KI-generierte Zusammenfassung|Quelle: Cochrane (2024)|Keine Diagnose- oder Therapieempfehlung

Hintergrund

Die akute Herzinsuffizienz ist durch eine plötzliche Verschlechterung einer chronischen Herzinsuffizienz gekennzeichnet. In etwa 95 % der Fälle liegt eine Stauungssymptomatik vor, die eine rasche Eskalation der diuretischen Therapie erfordert.

Der vorliegende Cochrane Review untersucht die Wirksamkeit von intravenösen Schleifendiuretika bei Erwachsenen mit akuter Herzinsuffizienz. Eingeschlossen wurden Personen mit einer Herzinsuffizienz der NYHA-Klassen III oder IV sowie einer Volumenüberladung.

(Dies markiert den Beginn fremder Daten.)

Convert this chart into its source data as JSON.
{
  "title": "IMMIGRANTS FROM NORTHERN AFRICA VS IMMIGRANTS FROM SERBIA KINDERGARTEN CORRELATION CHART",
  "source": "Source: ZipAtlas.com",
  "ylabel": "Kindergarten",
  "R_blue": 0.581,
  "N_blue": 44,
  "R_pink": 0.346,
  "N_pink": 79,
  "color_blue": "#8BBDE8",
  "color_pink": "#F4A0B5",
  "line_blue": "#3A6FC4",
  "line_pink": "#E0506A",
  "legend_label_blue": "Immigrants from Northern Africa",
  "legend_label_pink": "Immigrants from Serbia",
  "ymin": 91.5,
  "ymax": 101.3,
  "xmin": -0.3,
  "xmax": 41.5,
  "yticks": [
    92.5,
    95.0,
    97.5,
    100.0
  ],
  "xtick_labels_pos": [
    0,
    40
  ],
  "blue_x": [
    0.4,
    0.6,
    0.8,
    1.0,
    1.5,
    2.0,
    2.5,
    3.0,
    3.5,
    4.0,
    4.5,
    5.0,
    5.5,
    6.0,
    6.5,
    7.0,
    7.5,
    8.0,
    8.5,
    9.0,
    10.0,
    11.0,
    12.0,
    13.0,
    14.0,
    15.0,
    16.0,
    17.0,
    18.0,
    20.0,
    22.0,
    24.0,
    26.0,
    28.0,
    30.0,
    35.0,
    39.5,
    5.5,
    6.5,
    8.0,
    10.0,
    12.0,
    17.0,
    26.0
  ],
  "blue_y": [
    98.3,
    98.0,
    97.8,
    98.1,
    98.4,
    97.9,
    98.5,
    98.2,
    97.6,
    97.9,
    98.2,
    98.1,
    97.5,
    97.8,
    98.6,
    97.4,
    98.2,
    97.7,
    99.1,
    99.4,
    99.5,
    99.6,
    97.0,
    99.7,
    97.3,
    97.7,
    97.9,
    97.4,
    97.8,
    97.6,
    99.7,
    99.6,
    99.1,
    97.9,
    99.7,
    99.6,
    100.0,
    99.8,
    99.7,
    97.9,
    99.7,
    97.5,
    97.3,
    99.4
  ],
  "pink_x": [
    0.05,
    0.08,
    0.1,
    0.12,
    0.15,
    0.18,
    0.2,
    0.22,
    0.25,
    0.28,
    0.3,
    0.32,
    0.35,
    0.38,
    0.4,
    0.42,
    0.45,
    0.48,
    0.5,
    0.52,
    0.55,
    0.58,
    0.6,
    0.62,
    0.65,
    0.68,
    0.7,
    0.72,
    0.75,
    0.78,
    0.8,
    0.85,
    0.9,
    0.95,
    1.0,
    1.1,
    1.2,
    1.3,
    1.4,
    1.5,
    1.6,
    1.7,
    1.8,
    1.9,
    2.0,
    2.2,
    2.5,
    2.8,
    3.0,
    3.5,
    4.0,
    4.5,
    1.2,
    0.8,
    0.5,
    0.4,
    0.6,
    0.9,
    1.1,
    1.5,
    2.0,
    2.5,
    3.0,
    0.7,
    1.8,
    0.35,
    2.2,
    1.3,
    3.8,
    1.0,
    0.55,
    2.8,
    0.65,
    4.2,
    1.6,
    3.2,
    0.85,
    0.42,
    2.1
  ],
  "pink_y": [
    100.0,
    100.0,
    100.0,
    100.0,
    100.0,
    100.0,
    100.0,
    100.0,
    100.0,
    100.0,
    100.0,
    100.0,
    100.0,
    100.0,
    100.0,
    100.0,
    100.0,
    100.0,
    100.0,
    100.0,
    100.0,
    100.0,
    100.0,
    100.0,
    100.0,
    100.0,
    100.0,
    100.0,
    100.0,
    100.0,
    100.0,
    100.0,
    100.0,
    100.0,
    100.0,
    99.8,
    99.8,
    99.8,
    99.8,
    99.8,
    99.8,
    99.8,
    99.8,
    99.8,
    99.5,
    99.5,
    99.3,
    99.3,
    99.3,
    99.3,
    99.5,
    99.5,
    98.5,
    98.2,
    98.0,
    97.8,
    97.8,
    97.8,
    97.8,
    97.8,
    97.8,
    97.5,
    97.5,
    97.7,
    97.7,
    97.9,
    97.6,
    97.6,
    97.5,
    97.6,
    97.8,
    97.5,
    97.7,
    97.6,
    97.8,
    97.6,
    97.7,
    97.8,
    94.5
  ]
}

Ziel der Auswertung war der Vergleich zwischen einer kontinuierlichen intravenösen Infusion und einer intermittierenden Bolusinjektion. Dabei wurden Studien mit verzerrenden Faktoren wie kardiogenem Schock oder Kombinationstherapien bewusst ausgeschlossen, um die Anwendbarkeit im klinischen Alltag zu verbessern.

Empfehlungen

Der Cochrane Review formuliert basierend auf der Meta-Analyse folgende Kernaussagen zur Diuretikatherapie:

Vergleich der Applikationsformen

EndpunktKontinuierliche Infusion vs. BolusgabeEvidenzgrad
GesamtmortalitätKein relevanter UnterschiedNiedrige Evidenz
KrankenhausverweildauerKein relevanter UnterschiedSehr niedrige Evidenz
WiederaufnahmeKein relevanter UnterschiedNiedrige Evidenz
Akute NierenschädigungKein relevanter UnterschiedNiedrige Evidenz
GewichtsverlustKein signifikanter Unterschied nach SensitivitätsanalyseSehr niedrige Evidenz

Klinische Endpunkte und Sicherheit

  • Laut Review gibt es unzureichende Evidenz, um die Überlegenheit einer der beiden Applikationsstrategien zu belegen.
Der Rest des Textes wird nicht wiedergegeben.